One hundred forty-five million dollars will buy an awful lot of gratitude. The question in former Secretary of State Hillary Clinton’s case is whether she showed her appreciation in unacceptable ways.

Even before she lost the 2016 presidential election, Clinton demanded an investigation into her claims Russian officials colluded with now-President Donald Trump to help him win. Since then, she and other Democrat officials have kept up the same broken-record tune.
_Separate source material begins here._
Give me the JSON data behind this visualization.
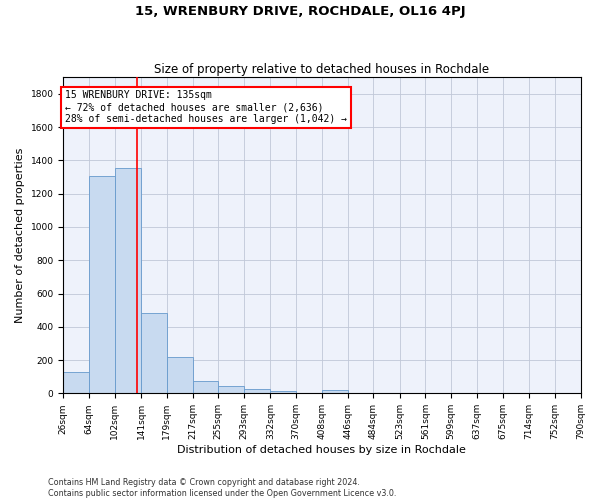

It may have backfired. Some members of Congress say their probe into Russian meddling with U.S. politics has led them back to Clinton. Specifically, they want to take another look at sale of U.S. uranium deposits — about 20 percent of the total — to a Russian company.

That happened during a series of transactions from 2009 through 2013. Clinton was secretary of state during the same period.

A Canadian firm had purchased the U.S. uranium rights, then was itself bought by Rosatom, the Russian company. Because of the strategic importance of the deal, it had to be approved by several U.S. agencies, including the State Department. At every step of the way, the go-ahead was given in Washington.

Meanwhile, some of the Canadian and Russian figures involved were pouring donations into the allegedly charitable foundation established by the secretary of state and her husband, former President Bill Clinton. The contributions may have totaled as much as $145 million.

There have been reports a new source of information, perhaps one contacted previously by the FBI, has something to say to lawmakers investigating the matter. They should pursue it vigorously. Clinton is right: Russian interference in U.S. government is unacceptable.